I taught programming at the School for Human Rights in Brooklyn, NY, through the TEALS-K12 program. The TEALS program takes tech professionals and places them in morning classes – usually four volunteers to a class – and has them teach programming before they go in to work. They teach not only the students, but also the teacher, with the hope that the teacher will be able to teach the class on their own after 3-4 years of instruction.

None of these volunteer teachers are regulated or licensed, though they are trained. The year I participated, they also expected us to come up with the assignments and lessons for the class. It went… poorly. (Based on our feedback, they’ve hired curriculum developers and really flushed out the materials. Based on their new materials and their progress, I highly recommend volunteering through them if you’re interested in tech education but you can’t quit your job just yet.)  I was lucky that I’d done amateur curriculum design before, and one of my co-teachers had been a licensed chemistry teacher for years. That said, if they tried to hire only programming professionals who had teacher licensure, they’d have just a handful of schools in their program instead of 161.
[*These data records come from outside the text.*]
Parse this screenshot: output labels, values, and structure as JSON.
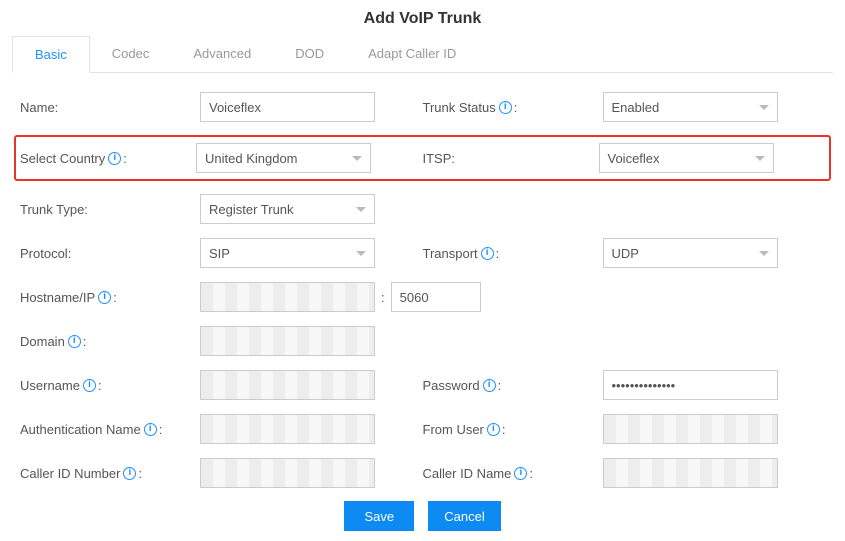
{
  "title": "Add VoIP Trunk",
  "tabs": [
    "Basic",
    "Codec",
    "Advanced",
    "DOD",
    "Adapt Caller ID"
  ],
  "active_tab_index": 0,
  "fields": {
    "name": {
      "label": "Name:",
      "value": "Voiceflex"
    },
    "trunk_status": {
      "label": "Trunk Status",
      "value": "Enabled"
    },
    "select_country": {
      "label": "Select Country",
      "value": "United Kingdom"
    },
    "itsp": {
      "label": "ITSP:",
      "value": "Voiceflex"
    },
    "trunk_type": {
      "label": "Trunk Type:",
      "value": "Register Trunk"
    },
    "protocol": {
      "label": "Protocol:",
      "value": "SIP"
    },
    "transport": {
      "label": "Transport",
      "value": "UDP"
    },
    "hostname": {
      "label": "Hostname/IP",
      "port": "5060"
    },
    "domain": {
      "label": "Domain"
    },
    "username": {
      "label": "Username"
    },
    "password": {
      "label": "Password",
      "value": "••••••••••••••"
    },
    "auth_name": {
      "label": "Authentication Name"
    },
    "from_user": {
      "label": "From User"
    },
    "caller_id_number": {
      "label": "Caller ID Number"
    },
    "caller_id_name": {
      "label": "Caller ID Name"
    }
  },
  "buttons": {
    "save": "Save",
    "cancel": "Cancel"
  },
  "colors": {
    "accent": "#1E90FF",
    "highlight_border": "#e6352b",
    "button_bg": "#0d8bf2"
  }
}
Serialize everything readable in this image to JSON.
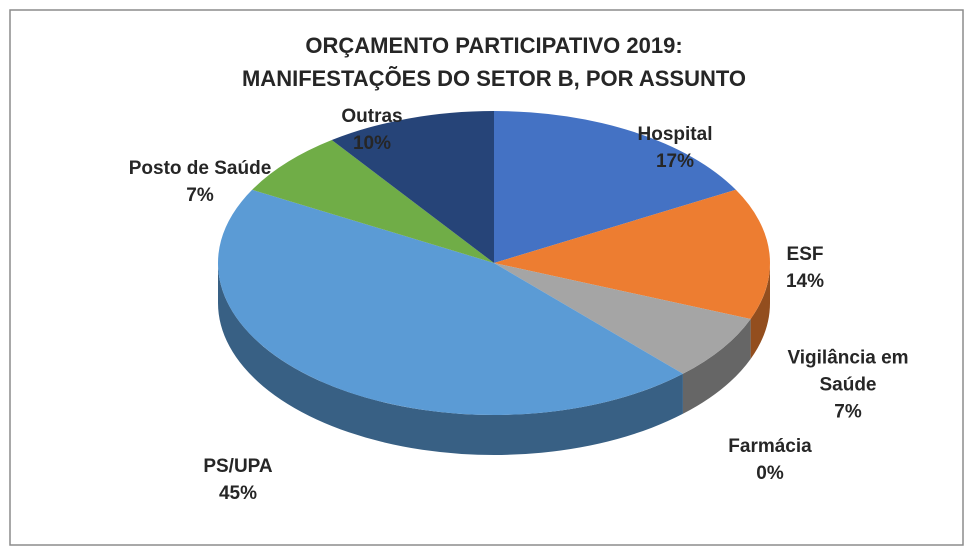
{
  "chart_data": {
    "type": "pie3d",
    "title": [
      "ORÇAMENTO PARTICIPATIVO 2019:",
      "MANIFESTAÇÕES DO SETOR B, POR ASSUNTO"
    ],
    "categories": [
      "Hospital",
      "ESF",
      "Vigilância em Saúde",
      "Farmácia",
      "PS/UPA",
      "Posto de Saúde",
      "Outras"
    ],
    "values": [
      17,
      14,
      7,
      0,
      45,
      7,
      10
    ],
    "value_labels": [
      "17%",
      "14%",
      "7%",
      "0%",
      "45%",
      "7%",
      "10%"
    ],
    "colors": [
      "#4472c4",
      "#ed7d31",
      "#a5a5a5",
      "#ffc000",
      "#5b9bd5",
      "#70ad47",
      "#264478"
    ]
  }
}
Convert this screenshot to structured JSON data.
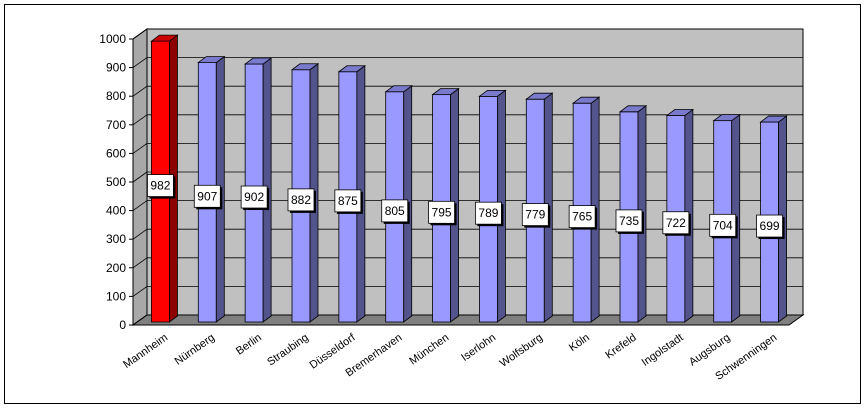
{
  "chart_data": {
    "type": "bar",
    "title": "",
    "xlabel": "",
    "ylabel": "",
    "ylim": [
      0,
      1000
    ],
    "yticks": [
      0,
      100,
      200,
      300,
      400,
      500,
      600,
      700,
      800,
      900,
      1000
    ],
    "categories": [
      "Mannheim",
      "Nürnberg",
      "Berlin",
      "Straubing",
      "Düsseldorf",
      "Bremerhaven",
      "München",
      "Iserlohn",
      "Wolfsburg",
      "Köln",
      "Krefeld",
      "Ingolstadt",
      "Augsburg",
      "Schwenningen"
    ],
    "values": [
      982,
      907,
      902,
      882,
      875,
      805,
      795,
      789,
      779,
      765,
      735,
      722,
      704,
      699
    ],
    "data_labels": [
      "982",
      "907",
      "902",
      "882",
      "875",
      "805",
      "795",
      "789",
      "779",
      "765",
      "735",
      "722",
      "704",
      "699"
    ],
    "grid": true,
    "legend": "none",
    "style": "3d-column",
    "colors": {
      "highlight": "#ff0000",
      "bar": "#9999ff",
      "wall": "#c0c0c0",
      "floor": "#808080"
    },
    "highlight_index": 0
  }
}
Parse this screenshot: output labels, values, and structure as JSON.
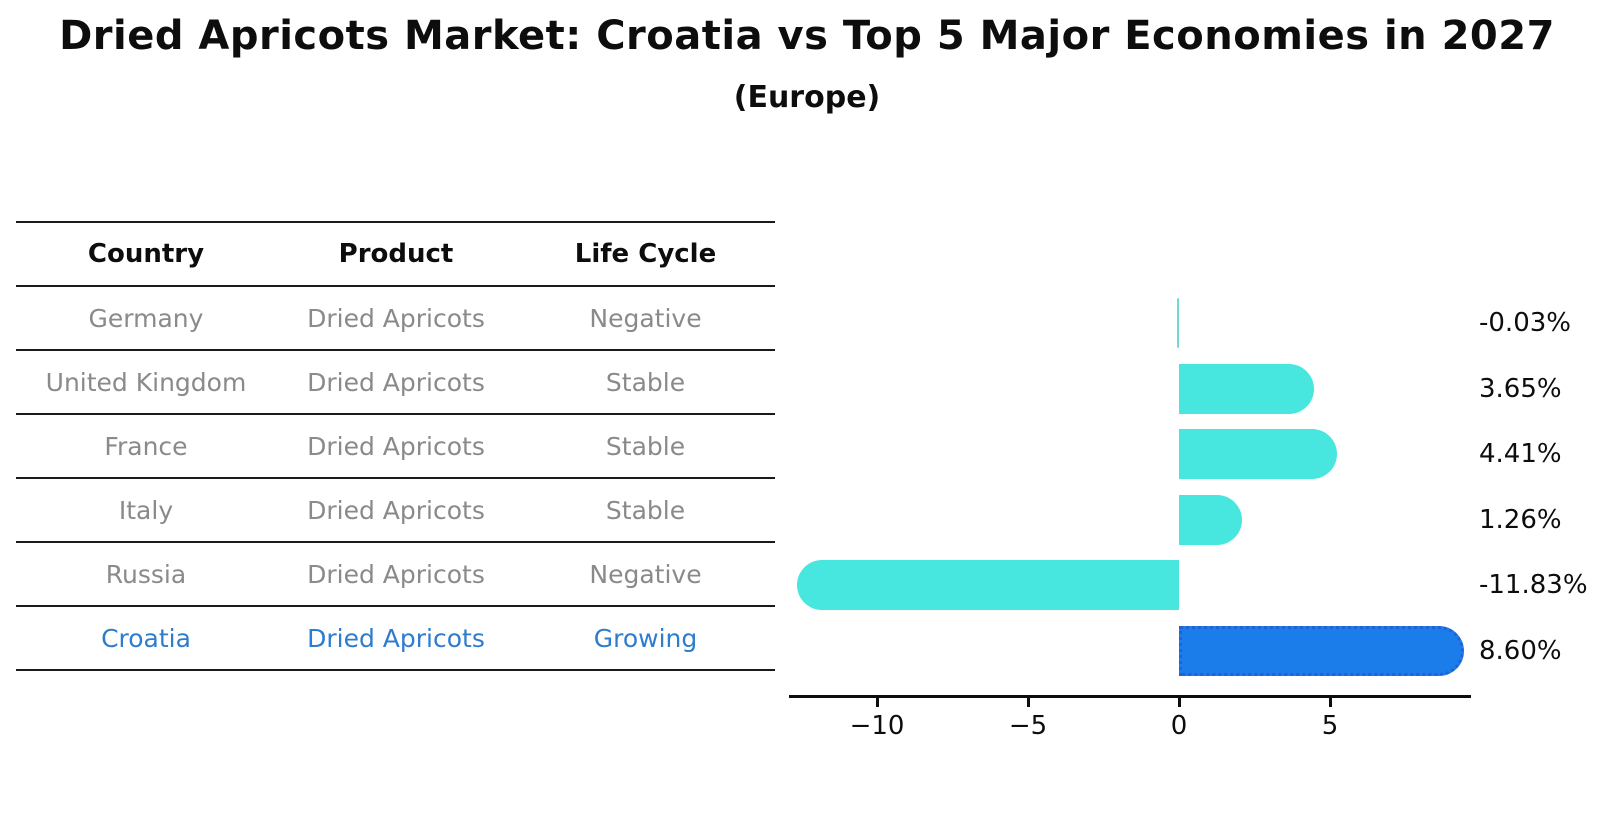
{
  "title": "Dried Apricots Market: Croatia vs Top 5 Major Economies in 2027",
  "subtitle": "(Europe)",
  "table": {
    "headers": [
      "Country",
      "Product",
      "Life Cycle"
    ],
    "rows": [
      {
        "country": "Germany",
        "product": "Dried Apricots",
        "life_cycle": "Negative",
        "highlight": false
      },
      {
        "country": "United Kingdom",
        "product": "Dried Apricots",
        "life_cycle": "Stable",
        "highlight": false
      },
      {
        "country": "France",
        "product": "Dried Apricots",
        "life_cycle": "Stable",
        "highlight": false
      },
      {
        "country": "Italy",
        "product": "Dried Apricots",
        "life_cycle": "Stable",
        "highlight": false
      },
      {
        "country": "Russia",
        "product": "Dried Apricots",
        "life_cycle": "Negative",
        "highlight": false
      },
      {
        "country": "Croatia",
        "product": "Dried Apricots",
        "life_cycle": "Growing",
        "highlight": true
      }
    ]
  },
  "chart_data": {
    "type": "bar",
    "orientation": "horizontal",
    "title": "Dried Apricots Market: Croatia vs Top 5 Major Economies in 2027 (Europe)",
    "categories": [
      "Germany",
      "United Kingdom",
      "France",
      "Italy",
      "Russia",
      "Croatia"
    ],
    "values": [
      -0.03,
      3.65,
      4.41,
      1.26,
      -11.83,
      8.6
    ],
    "value_labels": [
      "-0.03%",
      "3.65%",
      "4.41%",
      "1.26%",
      "-11.83%",
      "8.60%"
    ],
    "x_ticks": [
      -10,
      -5,
      0,
      5
    ],
    "x_tick_labels": [
      "−10",
      "−5",
      "0",
      "5"
    ],
    "xlim": [
      -12.9,
      9.6
    ],
    "grid": false,
    "legend": false,
    "highlight_index": 5,
    "colors": {
      "bar": "#47e6de",
      "tiny_bar": "#6fd8d2",
      "highlight_bar": "#1b7de9",
      "highlight_border": "#2162d4",
      "axis": "#0d0d0d",
      "value_label": "#0d0d0d"
    }
  },
  "colors": {
    "background": "#ffffff",
    "heading_text": "#0d0d0d",
    "table_text": "#8a8a8a",
    "highlight_text": "#2e7ccd",
    "table_line": "#1a1a1a"
  }
}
I think this is a great example of Silicon Valley Jerks who know nothing about education really trying to make a difference. Is it the best teaching experience for the students? No. I certainly floundered a lot when I was learning to teach. But it’s certainly better than no technology education at all due to a lack of resources.

(Note from 2020: The more I learn  about how schools are funded by property tax to specifically benefit rich folks’ schools, the more I strongly believe we need more fundamental reform than just sending Silicon Valley Jerks like myself to go teach at underfunded locations. But it’s a good bandaid in the meantime. You need to treat the symptoms while you treat the cause.)

I’m not sure where I stand on the issue of teacher licensure in computer science and I would love to incite a discussion on the issue. Pros mostly involve better oversight, better instruction technique, and more consistent curricula. Cons involve not being able to move fast and pivot, even more undersupply of teachers, and less learn-to-code startups. Imagine if Salman Khan had to get a teaching license first.

(Note from 2020: I’m back to teaching, but this time I’m actually titled as an “Adjunct Lecturer” at Howard University through a program at Google, where I work now. It’s the same thing: send us Silicon Valley Jerks into programs to help build out the pipelines. We need to do this and ALSO address the underlying economic and prejudice problems that lead to this, by rethinking how we do things like students loans and school funding. I originally had some more topics to cover here, but I think what’s above is good on its own.)